12 de Maio de 2011 / às 17:32 / em 7 anos

ESTREIA-"O Noivo da Minha Melhor Amiga" é original e diverte

SÃO PAULO (Reuters) - Se há um gênero que precisa de renovação, é o das comédias românticas, geralmente um mar de clichês que lhes rouba, não raro, boa parte da graça e do romance. Então, o esforço feito pelo diretor Luke Greenfiled para buscar um pouquinho de originalidade em “O Noivo da Minha Melhor Amiga” pode ser elogiado, ainda que nem tudo tenha dado certo.

A atriz Kate Hudson, membro do elenco, chega à estreia do filme "O Noivo da Minha Melhor Amiga", em Los Angeles. 03/05/2011 REUTERS/Phil McCarten

Sem dúvida, é um avanço na carreira do diretor Greenfield, que tem no currículo os fraquinhos “Um Show de Vizinha” (2004) e “Animal” (2001).

A partir do roteiro de Jennie Snyder, baseado num livro de Emily Giffin, desenvolve-se a trama do trio principal, as amigas de infância Rachel (Ginnifer Goodwin) e Darcy (Kate Hudson) e o noivo de Darcy, Dex (Colin Egglesfield). Dex era colega de Rachel na faculdade de Direito e ela era caidinha por ele. Mas quando a exuberante e mais agressiva Darcy o conheceu, fisgou o rapaz e marcou o casamento.

Justamente quando os preparativos do casamento entram na reta final é que o imbróglio se desenrola. A mal-disfarçada atração entre Rachel e Dex (ele também estava de olho nela) acaba saindo do controle. Na festa de aniversário de 30 anos de Rachel, os dois beberam, se soltaram e rolou uma noite de amor.

No dia seguinte, ninguém sabe o que fazer. Na dúvida, nenhum dos dois está a fim de contar nada a Darcy. Dex acha uma desculpa para o seu sumiço a noite toda e a vida segue. Os sentimentos divididos, bem como a culpa, não saem da cabeça do noivo e da melhor amiga da noiva.

Contando com um galã, Colin Eggsfield (da série “Melrose Place”), que é quase um clone de Tom Cruise, e uma Kate Hudson cada vez mais parecida com a mãe, Goldie Hawn - embora com um veneno diferente no jeito de fazer humor -, o filme se ressente um pouco da camisa-de-força de bondade excessiva que resolve vestir na pobre Rachel - aturando como uma candidata a santa todos os excessos invasivos da amiga que, a bem da verdade, roubou-lhe o namorado bem no dia de seu primeiro encontro de verdade.

O filme não se livra, portanto, dessa espécie de código moral dúbio das comédias românticas de Hollywood, segundo o qual dormir com o noivo da amiga até pode - se ela não souber - mas dar-lhe umas duras, nunca.

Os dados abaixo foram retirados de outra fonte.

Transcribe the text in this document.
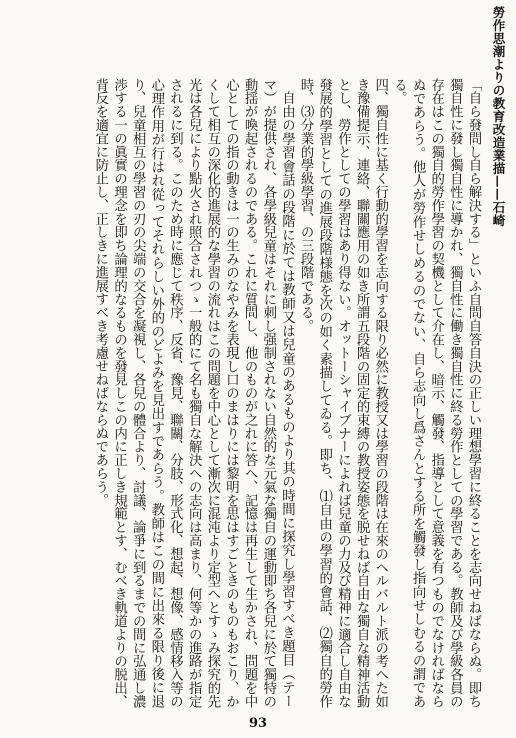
勞作思潮よりの教育改造業描——石崎

「自ら發問し自ら解決する」といふ自問自答自決の正しい理想學習に終ることを志向せねばならぬ。即ち獨自性に發し獨自性に導かれ、獨自性に働き獨自性に終る勞作としての學習である。教師及び學級各員の存在はこの獨自的勞作學習の契機として介在し、暗示、觸發、指導として意義を有つものでなければならぬであらう。他人が勞作せしめるのでない、自ら志向し爲さんとする所を觸發し指向せしむるの謂である。

四、獨自性に基く行動的學習を志向する限り必然に教授又は學習の段階は在來のヘルバルト派の考へた如き豫備提示、連絡、聯關應用の如き所謂五段階の固定的束縛の教授姿態を脱せねば自由な獨自な精神活動とし、勞作としての學習はあり得ない。オットーシャイブナーによれば兒童の力及び精神に適合し自由な發展的學習としての進展段階様態を次の如く素描してゐる。即ち、⑴自由の學習的會話、⑵獨自的勞作時、⑶分業的學級學習、の三段階である。

自由の學習會話の段階に於ては教師又は兒童のあるものより其の時間に探究し學習すべき題目（テーマ）が提供され、各學級兒童はそれに刺し强制されない自然的な元氣な獨自の運動即ち各兒に於て獨特の動揺が喚起されるのである。これに質問し、他のものが之れに答へ、記憶は再生して生かされ、問題を中心としての指の動きは一の生みのなやみを表現し口のまはりには黎明を思はすごときのものもおこり、かくして相互の深化的進展的な學習の流れはこの問題を中心として漸次に混沌より定型へとすゝみ探究的先光は各兒により點火され照合されつゝ一般的にて名も獨自な解決への志向は高まり、何等かの進路が指定されるに到る。このため時に應じて秩序、反省、豫見、聯關、分肢、形式化、想起、想像、感情移入等の心理作用が行はれ從ってそれらしい外的のどよみを見出すであらう。教師はこの間に出來る限り後に退り、兒童相互の學習の刃の尖端の交合を凝視し、各兒の體合より、討議、論爭に到るまでの間に弘通し濃渉する一の眞實の理念を即ち論理的なるものを發見しこの内に正しき規範とす、むべき軌道よりの脱出、背反を適宜に防止し、正しきに進展すべき考慮せねばならぬであらう。

93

Em compensação, alguns coadjuvantes movimentam a história com bastante personalidade. O melhor deles é John Krasinski (da série “Office”). Na pele de Ethan, amigo de Rachel que tenta injetar um pouco de auto-estima na moça, ele rouba a cena diversas vezes - uma das melhores, num jogo na praia.

Mas também têm seus momentos Claire (Ashley Williams), uma assanhada crônica que tenta de todo jeito conquistar Ethan. Para livrar-se desta marcação, ele até finge ser gay, o que rende algumas sequências divertidas.

Outro que marca sua presença é Marcus (Steve Howey), um amigo de Dex, típico cafajeste profissional e baixaria, que joga seu pseudo-charme grosseiro para toda mulher que se aproxime - Rachel é uma de suas vítimas, com apoio da amiga Darcy, que acha que ela está solitária demais.

Muitas idas e vindas se processam até a decisão final sobre o casamento. Alguns dos desdobramentos são até um pouco mais sérios do que a média das comédias românticas. A personagem de Kate Hudson, especialmente, tem nuances meio inesperadas na parte final.